## Introduction to movies of small-dispersivity regimes

**1. Initial conditions in modeling physical experiments**

This group of simulations were motivated by the experiments of Gollub and coworkers [See Liu et al., Phys. Fluids, 7, pp. 55-67 (1995)] on film flows down slightly inclined planes, and were done with corresponding values of parameters. We see, for corresponding initial conditions, the same patterns and transitions between them as in the physical experiments. The initial conditions are of the form $$\eta(y,z;t=0) = A_f \cos(n_f \tilde{z}) + A_h[ \cos(2n_f \tilde{z} - \phi_1) + \cos(3n_f \tilde{z} - \phi_2) ]$$ $$+ A_h[ \cos(n_f \tilde{z} - \phi_3) + \cos(2n_f \tilde{z} - \phi_4) + \cos(3n_f \tilde{z} - \phi_5) ] \cos \tilde{y}$$ $$+ A_{sub}[ \cos(0.5n_f \tilde{z} - \phi_6) + \cos(0.5n_f \tilde{z} - \phi_7) \cos \tilde{y} ] $$ $$ + small \ amplitude \ white \ noise,$$ where \(\tilde{y} = y/p\) and \(\tilde{z} = z/q\). They model the nearly monochromatic forcing in the physical experiments.
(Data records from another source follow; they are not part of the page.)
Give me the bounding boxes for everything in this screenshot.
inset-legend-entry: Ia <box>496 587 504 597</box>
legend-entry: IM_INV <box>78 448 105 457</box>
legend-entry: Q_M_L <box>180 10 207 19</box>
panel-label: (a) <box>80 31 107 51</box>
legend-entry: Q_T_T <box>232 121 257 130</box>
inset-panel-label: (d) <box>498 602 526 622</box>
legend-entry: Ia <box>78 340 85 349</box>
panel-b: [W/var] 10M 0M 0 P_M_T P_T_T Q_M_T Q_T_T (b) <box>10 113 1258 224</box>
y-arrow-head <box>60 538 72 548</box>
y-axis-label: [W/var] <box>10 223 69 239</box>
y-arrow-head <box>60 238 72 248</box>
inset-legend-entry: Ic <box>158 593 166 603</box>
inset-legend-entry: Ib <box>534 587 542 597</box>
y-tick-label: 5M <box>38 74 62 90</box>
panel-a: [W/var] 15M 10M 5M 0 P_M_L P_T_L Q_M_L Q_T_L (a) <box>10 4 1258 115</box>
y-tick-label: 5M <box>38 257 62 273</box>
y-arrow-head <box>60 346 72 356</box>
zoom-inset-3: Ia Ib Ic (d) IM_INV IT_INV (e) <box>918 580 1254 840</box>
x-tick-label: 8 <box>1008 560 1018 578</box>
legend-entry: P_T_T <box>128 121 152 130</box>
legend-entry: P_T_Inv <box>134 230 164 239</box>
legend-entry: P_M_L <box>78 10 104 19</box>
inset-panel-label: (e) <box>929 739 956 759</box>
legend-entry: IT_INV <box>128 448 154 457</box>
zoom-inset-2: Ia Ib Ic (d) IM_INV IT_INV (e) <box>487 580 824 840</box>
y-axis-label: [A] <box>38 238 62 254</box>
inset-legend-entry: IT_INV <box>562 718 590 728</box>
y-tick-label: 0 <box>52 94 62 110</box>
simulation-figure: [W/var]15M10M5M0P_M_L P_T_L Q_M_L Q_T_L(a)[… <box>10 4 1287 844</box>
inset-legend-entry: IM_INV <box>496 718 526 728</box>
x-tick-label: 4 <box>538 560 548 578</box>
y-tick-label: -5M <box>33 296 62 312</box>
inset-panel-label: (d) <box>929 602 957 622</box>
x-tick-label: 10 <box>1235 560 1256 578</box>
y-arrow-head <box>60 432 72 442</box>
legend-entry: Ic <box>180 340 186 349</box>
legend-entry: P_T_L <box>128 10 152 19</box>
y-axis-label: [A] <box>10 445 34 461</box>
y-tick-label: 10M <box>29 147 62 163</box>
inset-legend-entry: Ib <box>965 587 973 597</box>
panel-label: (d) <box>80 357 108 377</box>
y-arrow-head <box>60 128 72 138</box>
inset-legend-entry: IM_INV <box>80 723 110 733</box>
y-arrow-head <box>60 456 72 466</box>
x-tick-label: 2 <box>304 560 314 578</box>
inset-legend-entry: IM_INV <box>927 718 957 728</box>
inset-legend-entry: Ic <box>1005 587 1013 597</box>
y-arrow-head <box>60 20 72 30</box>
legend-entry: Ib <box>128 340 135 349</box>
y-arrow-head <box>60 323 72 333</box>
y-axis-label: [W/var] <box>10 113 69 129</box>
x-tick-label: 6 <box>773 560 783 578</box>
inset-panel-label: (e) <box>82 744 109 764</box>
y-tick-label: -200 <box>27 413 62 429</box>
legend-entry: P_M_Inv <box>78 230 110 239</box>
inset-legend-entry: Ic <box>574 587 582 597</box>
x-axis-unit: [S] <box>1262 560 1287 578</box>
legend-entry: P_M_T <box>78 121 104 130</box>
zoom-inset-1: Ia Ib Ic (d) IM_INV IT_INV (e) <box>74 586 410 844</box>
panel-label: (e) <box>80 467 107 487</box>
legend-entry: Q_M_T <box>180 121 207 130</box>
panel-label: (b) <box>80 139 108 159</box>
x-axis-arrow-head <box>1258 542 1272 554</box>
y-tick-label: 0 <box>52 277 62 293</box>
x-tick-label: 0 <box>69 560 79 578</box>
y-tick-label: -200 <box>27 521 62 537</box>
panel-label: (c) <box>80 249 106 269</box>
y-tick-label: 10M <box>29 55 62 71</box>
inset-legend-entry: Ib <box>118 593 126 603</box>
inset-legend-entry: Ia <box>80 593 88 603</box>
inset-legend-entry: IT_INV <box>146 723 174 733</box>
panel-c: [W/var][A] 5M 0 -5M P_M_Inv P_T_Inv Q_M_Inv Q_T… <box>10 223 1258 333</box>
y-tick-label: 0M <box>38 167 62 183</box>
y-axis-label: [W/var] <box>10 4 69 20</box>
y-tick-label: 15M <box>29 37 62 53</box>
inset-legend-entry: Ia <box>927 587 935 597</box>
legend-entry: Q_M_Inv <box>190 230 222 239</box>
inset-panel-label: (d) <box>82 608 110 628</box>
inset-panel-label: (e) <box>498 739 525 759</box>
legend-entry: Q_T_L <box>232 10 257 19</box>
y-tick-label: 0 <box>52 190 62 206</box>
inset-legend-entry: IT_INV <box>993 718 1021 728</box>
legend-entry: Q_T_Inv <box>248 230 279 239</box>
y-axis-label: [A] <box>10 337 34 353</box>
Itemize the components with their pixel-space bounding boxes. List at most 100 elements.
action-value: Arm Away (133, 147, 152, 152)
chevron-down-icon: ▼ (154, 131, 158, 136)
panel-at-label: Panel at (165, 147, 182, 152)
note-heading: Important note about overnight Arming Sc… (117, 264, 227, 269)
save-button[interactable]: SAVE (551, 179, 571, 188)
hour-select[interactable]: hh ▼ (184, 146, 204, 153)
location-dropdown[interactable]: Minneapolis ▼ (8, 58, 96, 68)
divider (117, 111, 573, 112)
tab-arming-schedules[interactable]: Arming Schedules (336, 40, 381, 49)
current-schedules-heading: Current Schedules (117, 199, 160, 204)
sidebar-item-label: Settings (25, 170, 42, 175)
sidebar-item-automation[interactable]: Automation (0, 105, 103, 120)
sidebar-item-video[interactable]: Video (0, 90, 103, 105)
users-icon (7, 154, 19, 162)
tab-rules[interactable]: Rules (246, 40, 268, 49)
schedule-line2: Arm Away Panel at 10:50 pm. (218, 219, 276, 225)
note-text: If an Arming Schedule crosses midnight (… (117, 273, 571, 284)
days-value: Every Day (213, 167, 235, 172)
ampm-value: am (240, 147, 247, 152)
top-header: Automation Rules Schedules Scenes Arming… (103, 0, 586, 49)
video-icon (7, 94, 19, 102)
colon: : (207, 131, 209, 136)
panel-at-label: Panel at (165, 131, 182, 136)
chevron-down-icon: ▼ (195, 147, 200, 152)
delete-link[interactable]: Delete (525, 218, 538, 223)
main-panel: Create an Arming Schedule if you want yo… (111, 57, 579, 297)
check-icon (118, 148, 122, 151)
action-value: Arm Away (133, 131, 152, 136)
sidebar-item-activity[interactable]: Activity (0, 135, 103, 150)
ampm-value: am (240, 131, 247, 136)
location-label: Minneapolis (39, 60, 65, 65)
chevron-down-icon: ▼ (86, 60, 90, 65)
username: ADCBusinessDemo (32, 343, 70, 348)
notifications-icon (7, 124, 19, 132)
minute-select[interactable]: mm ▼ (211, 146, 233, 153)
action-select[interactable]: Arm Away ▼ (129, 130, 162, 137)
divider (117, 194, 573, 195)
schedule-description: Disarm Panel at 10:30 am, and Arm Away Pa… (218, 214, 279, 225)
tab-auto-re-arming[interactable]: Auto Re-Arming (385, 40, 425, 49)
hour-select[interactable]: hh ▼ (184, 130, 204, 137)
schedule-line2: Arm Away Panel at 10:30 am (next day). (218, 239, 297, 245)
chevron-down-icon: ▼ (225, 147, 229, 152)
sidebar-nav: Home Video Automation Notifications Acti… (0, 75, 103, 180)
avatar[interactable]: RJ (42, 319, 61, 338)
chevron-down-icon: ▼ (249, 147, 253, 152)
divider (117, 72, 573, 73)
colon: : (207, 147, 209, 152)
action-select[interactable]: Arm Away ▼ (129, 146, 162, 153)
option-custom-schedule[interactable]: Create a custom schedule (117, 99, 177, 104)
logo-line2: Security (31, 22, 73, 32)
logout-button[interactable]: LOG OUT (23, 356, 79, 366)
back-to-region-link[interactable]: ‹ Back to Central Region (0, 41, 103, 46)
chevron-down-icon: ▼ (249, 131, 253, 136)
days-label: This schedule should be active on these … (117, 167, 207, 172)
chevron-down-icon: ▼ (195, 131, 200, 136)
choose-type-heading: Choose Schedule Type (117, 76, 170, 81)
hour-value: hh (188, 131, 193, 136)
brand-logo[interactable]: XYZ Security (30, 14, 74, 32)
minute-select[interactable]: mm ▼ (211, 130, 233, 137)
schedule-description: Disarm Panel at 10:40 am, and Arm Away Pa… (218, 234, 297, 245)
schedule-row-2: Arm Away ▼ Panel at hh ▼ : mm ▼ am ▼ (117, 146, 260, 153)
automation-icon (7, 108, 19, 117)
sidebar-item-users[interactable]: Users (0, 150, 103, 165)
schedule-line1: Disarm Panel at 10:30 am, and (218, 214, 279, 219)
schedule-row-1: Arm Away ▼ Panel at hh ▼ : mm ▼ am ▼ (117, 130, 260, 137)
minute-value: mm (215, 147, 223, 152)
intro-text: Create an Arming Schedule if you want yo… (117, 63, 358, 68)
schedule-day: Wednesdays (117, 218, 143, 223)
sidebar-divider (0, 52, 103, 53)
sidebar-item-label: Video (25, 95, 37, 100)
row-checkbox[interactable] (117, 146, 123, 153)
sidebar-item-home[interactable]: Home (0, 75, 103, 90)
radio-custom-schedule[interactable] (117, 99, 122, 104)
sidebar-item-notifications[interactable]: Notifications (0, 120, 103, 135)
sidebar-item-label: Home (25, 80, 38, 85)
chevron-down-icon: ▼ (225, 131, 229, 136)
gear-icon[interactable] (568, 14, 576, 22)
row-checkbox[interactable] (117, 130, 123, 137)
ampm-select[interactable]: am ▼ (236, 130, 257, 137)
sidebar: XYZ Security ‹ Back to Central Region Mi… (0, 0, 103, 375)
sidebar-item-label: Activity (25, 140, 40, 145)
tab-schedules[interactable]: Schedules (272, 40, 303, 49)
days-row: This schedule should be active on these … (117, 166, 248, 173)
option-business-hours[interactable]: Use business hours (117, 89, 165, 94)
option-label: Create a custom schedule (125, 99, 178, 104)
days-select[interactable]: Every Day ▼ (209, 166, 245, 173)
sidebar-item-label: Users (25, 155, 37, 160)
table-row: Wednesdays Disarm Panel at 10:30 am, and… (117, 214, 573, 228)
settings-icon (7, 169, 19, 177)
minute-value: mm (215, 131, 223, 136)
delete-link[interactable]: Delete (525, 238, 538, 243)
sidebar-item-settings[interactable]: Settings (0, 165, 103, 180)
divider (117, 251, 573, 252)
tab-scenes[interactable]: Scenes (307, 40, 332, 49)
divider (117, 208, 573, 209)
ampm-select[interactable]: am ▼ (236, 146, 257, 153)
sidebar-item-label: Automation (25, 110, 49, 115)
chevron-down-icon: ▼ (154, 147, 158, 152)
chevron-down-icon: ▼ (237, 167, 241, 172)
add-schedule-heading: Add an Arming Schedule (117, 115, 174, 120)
**2. Checkerboard patterns:**

The first two movies, numbers 10 and 11, show the period-doubling transition to checkerboard patterns. (Such transitions were observed in the physical experiments for sufficiently high frequencies of forcing.) The parameters \(\kappa\) and \(\varepsilon\) are 0.56 and 1/0.057 respectively.

For movie 10, we used \(p=8, \ q=16, \ A_f=1.2, \ A_h=0.0, \ A_{sub}=0.05 \), and \(\ n_f=15\); no white noise was added (a "simplified" initial condition).

For movie 11, we used \(p=8, \ q=23, \ A_f=1.2, \ A_h=0.05, \ A_{sub}=0.05 \), and \(\ n_f=22\); white noise was added (a more realistic initial condition).

**3. Synchronous instability:**

At smaller forcing frequencies, no period doubling appears. The movie 12, with the "frequency" \(n_f=9\) (other parameters are: \(\kappa = 0.18, \ \varepsilon = 1/0.05, \ p=8, \ q=16, \ A_f = 1.2, \ A_h = 0.05, \) and \(\ A_{sub} = 0.0\)) shows the synchronous instability, similar to those observed in physical experiments at intermediate frequencies of forcing. In this transition, the wave phase develops dependence on the spanwise coordinate.

**4. Solitary Waves**

At small forcing frequencies, solitary waves appeared in physical experiments. Correspondingly, movie 13 (\(n_f=2,\); other parameters are: \(\kappa = 0.56, \ \varepsilon = 1/0.057, \ p=8, \ q=16, \ A_f = 1.2, \ A_h = 0.0, \) and \(\ A_{sub} = 0.0\)) shows the transition to solitary waves.